The Hibbs Lupus Trust is a lupus awareness and patient support charity in the United Kingdom, formed on 11 October 2011 by the Hibbs Family and is run entirely by volunteers. The Hibbs Lupus Trust gained full charity status with the Charity Commission in June 2012. It is also a member of The Fundraising Standards Board.

The Hibbs Lupus Trust's work is entirely funded by the public. It raises money through donations, legacies, community fundraising, events, retail and corporate partnerships. There is no membership to The Hibbs Lupus Trust, all of its services and support are provided for free.

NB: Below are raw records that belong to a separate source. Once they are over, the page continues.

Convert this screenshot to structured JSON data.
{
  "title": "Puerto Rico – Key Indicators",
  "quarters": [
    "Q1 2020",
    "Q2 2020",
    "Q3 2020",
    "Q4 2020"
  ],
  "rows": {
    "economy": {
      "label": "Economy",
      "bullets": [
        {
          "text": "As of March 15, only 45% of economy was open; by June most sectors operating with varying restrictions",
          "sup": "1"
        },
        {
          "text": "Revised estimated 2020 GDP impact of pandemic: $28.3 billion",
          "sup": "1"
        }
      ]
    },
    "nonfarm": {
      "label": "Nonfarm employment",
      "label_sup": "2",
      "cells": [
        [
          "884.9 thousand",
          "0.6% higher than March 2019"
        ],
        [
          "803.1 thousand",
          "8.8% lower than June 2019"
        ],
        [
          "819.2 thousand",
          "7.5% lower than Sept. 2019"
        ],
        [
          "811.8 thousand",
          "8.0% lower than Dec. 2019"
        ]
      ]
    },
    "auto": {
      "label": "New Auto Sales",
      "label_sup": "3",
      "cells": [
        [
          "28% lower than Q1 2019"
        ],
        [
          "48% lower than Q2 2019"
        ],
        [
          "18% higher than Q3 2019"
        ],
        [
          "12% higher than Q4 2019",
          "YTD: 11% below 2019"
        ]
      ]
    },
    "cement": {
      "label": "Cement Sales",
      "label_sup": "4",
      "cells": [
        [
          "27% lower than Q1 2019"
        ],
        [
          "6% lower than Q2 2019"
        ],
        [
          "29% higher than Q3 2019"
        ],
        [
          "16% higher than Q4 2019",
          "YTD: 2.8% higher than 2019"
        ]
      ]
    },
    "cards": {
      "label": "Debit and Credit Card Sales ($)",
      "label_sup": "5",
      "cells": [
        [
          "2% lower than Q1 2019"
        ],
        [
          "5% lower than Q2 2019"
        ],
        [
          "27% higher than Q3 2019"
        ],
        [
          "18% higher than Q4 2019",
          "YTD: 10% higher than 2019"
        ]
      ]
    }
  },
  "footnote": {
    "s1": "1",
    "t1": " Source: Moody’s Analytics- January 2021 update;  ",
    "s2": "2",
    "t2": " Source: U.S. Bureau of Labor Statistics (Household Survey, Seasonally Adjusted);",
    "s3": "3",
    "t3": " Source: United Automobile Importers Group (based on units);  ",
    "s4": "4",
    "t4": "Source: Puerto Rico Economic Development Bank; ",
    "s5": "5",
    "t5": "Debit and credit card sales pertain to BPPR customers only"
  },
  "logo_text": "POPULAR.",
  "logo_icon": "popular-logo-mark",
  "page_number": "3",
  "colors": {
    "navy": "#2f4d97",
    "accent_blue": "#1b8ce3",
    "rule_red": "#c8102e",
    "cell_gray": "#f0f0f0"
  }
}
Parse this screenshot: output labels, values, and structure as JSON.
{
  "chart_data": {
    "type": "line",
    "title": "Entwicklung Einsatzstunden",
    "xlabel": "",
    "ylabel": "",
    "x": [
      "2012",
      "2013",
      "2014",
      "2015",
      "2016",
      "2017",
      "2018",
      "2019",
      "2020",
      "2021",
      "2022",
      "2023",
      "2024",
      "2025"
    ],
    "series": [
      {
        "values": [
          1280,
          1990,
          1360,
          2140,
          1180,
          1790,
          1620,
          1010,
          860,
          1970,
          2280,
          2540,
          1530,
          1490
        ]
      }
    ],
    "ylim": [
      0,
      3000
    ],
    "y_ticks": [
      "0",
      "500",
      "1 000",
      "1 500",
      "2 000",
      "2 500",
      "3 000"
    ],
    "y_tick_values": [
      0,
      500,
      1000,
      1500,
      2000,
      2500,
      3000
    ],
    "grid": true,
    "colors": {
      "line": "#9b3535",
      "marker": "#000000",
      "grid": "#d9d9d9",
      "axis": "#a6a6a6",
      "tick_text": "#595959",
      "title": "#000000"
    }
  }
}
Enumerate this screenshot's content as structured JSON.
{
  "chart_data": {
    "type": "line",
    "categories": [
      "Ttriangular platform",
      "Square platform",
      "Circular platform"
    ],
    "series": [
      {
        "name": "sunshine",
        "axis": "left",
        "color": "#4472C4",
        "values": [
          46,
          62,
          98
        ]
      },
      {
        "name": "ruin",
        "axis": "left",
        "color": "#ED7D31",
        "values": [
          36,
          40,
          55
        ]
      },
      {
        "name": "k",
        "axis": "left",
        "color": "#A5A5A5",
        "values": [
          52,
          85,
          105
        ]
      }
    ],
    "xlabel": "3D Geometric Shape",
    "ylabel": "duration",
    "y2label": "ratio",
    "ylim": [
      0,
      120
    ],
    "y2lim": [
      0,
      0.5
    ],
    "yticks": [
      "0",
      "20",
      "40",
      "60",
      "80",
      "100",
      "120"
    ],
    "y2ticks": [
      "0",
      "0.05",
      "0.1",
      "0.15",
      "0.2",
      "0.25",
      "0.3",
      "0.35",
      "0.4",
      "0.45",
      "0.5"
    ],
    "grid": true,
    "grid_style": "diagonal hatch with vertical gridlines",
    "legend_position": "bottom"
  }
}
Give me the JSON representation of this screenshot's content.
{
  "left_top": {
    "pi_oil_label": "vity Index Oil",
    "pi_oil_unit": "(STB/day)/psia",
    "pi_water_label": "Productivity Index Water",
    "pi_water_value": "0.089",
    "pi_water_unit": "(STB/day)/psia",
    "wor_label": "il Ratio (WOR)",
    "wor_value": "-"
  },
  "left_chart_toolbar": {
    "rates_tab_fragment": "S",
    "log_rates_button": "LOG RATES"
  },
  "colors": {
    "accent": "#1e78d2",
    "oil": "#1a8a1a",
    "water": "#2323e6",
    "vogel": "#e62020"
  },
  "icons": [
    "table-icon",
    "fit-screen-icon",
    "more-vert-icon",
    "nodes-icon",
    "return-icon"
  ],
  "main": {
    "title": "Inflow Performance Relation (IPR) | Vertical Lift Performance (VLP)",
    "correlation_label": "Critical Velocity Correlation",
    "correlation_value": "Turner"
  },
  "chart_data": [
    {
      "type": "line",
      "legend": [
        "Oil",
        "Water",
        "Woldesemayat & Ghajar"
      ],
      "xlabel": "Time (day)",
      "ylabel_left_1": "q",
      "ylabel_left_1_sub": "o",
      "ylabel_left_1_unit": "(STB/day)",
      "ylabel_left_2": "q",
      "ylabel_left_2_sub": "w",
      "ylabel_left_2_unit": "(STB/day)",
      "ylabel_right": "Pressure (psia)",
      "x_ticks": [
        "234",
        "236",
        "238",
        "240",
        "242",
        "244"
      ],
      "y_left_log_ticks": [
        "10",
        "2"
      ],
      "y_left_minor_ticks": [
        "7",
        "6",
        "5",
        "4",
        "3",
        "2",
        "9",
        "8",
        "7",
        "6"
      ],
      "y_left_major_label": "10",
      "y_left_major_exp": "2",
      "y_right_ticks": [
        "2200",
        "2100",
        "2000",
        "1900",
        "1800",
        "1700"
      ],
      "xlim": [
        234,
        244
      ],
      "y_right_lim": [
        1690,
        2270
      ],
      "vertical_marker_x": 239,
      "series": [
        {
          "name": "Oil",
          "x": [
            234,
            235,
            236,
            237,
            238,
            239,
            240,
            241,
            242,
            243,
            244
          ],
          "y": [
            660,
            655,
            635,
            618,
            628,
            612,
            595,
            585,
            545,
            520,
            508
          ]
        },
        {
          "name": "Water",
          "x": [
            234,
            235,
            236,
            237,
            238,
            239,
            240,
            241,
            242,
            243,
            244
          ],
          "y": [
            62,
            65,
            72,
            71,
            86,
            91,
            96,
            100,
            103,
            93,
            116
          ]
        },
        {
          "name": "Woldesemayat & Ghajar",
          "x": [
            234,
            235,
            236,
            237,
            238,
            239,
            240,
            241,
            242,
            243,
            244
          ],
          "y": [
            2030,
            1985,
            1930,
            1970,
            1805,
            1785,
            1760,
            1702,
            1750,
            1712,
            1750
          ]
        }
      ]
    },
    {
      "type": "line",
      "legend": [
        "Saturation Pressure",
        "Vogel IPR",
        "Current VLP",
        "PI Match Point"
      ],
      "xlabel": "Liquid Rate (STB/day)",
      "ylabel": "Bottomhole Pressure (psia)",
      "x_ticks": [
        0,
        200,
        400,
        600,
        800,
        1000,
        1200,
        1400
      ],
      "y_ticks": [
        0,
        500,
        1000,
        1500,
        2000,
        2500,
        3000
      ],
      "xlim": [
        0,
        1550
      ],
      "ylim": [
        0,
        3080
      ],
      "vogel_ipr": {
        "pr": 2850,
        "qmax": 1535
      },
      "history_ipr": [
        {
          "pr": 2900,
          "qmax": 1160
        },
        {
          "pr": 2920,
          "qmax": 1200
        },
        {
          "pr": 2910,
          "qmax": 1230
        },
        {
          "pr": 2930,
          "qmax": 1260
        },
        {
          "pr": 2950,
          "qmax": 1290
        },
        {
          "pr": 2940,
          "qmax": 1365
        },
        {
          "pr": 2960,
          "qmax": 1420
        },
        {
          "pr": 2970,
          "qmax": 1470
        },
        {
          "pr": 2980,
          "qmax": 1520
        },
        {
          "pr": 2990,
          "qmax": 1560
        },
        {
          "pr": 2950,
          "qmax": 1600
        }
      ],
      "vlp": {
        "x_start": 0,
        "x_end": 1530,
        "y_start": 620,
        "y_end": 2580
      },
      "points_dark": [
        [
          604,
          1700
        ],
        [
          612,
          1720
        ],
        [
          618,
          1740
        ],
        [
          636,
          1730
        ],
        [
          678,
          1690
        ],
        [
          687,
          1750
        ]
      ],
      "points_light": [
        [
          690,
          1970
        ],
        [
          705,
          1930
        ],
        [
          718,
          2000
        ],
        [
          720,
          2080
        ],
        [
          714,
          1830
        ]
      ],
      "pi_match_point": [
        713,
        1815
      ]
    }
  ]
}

It also provides information about lupus and runs campaigns aimed at raising awareness of the disease and influencing public policy.

== History ==
The Hibbs Lupus Trust was founded in 2011 by John Hibbs, whose sister Viki was diagnosed with lupus in 2008.
In 2014 The Hibbs Lupus Trust set up the UK's first annual lupus walk to celebrate World Lupus Day.
In August 2015 The Hibbs Lupus Trust changed its 'colour' to purple in a bid to unite lupus organisations around the world and raise greater awareness.

== Mission ==
The Hibbs Lupus Trust mission is to:

- Provide support and information to anybody affected by or concerned about lupus.
- Raise awareness of the symptoms of lupus to encourage early diagnosis and reduce life-threatening complications associated with the condition.
- Raise funds to provide facilities, equipment and services for NHS hospitals and Foundation Trusts for the benefit of lupus patients.

== Services ==
The Hibbs Lupus Trust provides a range of services to support those affected by lupus, their friends and family. A selection of these services include a telephone support helpline, online forum and face-to-face support meetings.

== Fundraising ==
The Hibbs Lupus Trust host a series of annual fundraising events, which include running, golf and cycling events. The most notable event is annual World Lupus Day Walk.